A former criminal defense attorney and legal analyst for CNN, ESPN and USA Today, Mark Shaw is an investigative reporter and the author of 25 books. In the first half, he discussed the suspicious 1965 death of reporter and TV star, Dorothy Kilgallen. His new book, to be published in early 2021, will be called "Collateral Damage" and explore the connections between Kilgallen and Marilyn Monroe's deaths and the JFK assassination. The untimely demise of the two women shared a striking number of similarities, he remarked, including botched autopsies, involvement with powerful men who became enemies, and possibly staged deaths. Monroe was said to be on the verge of exposing her relationships with the Kennedys before her death, while Kilgallen had a book contract in place that would reveal truths about the JFK assassination. He added that both women were inaccurately disparaged after they died-- it was said Dorothy had a drug and alcohol problem, and Monroe had made previous suicide attempts.
When Kilgallen was discovered dead in her townhouse, the autopsy cited an overdose of barbiturates and alcohol but also mentioned "circumstances undetermined." Yet, there was never any police investigation, Shaw pointed out. Further, in a glass found in her bedroom, a toxicologist discovered phenobarbital remnants, which suggested that she may have been dosed or poisoned by someone emptying capsules into her drink. This, and the fact that her body had been moved to a different room in the townhouse, led Shaw to conclude that it was not an accidental death or suicide, but rather murder.
Author and historian Jude Southerland Kessler has spent her entire life preparing to write or researching/writing her myth-busting John Lennon series of books. In the latter half, she spoke about the historical importance of the Beatles, how they got their start, why they were such a phenomenon in the 1960s, and Lennon and McCartney's complicated relationship that led to their break-up. The band was not an overnight success, she noted, as aside from Ringo, the members had joined the group back in the late 1950s. Stuart Sutcliffe, one of the original members, came up with the Beatles' name, inspired by Buddy Holly's band, the Crickets.
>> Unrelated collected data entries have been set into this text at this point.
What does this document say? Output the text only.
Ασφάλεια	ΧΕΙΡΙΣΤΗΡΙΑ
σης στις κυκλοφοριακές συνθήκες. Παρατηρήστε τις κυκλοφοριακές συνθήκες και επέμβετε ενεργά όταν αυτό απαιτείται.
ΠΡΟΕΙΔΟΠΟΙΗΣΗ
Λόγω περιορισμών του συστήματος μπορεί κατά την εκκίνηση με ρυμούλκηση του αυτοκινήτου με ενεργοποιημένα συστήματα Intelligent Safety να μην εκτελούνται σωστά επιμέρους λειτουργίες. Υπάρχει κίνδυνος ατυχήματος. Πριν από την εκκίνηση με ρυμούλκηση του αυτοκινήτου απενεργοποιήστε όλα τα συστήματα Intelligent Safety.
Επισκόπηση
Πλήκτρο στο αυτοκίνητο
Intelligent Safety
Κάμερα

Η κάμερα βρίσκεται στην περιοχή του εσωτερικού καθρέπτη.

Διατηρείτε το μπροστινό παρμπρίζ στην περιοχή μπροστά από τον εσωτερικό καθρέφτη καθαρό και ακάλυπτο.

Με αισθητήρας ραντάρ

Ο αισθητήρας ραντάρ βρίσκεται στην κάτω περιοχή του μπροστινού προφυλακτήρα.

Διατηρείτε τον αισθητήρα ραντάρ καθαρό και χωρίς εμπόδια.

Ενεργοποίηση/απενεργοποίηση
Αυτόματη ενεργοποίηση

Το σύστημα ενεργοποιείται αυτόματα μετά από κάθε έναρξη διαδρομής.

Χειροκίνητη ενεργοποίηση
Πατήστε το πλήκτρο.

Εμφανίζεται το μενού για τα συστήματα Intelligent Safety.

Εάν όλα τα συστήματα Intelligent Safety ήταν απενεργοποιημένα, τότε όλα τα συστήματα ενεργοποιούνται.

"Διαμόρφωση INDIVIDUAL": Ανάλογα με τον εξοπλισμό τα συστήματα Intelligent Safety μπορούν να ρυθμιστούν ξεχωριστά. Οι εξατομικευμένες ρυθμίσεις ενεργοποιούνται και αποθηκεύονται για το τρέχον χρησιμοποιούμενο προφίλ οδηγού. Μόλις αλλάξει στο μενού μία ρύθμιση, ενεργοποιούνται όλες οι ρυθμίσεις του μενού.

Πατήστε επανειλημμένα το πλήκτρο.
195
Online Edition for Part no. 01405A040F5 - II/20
The early version of the Beatles that played in Hamburg clubs from 1960 to 1962 really coalesced their sound together, Kessler observed, and brought them to the attention of manager Brian Epstein. In 1964, the Beatles first toured in the US, appeared on the Ed Sullivan TV show, and became a huge sensation. One often overlooked aspect of Lennon's life was that he was a talented writer and voracious reader. He was forever in a state of flux, Kessler commented, and had he not been killed at age 40, "I think the future would have been wide open for John," as he was not beholden to any fixed ideas. After Epstein's death in 1967, Lennon and McCartney couldn't work as well together, she detailed, and they battled over new management, and the "Sergeant Pepper" recording. Though Lennon wanted to leave, McCartney convinced him to stay with the band to record "Let it Be," their final album.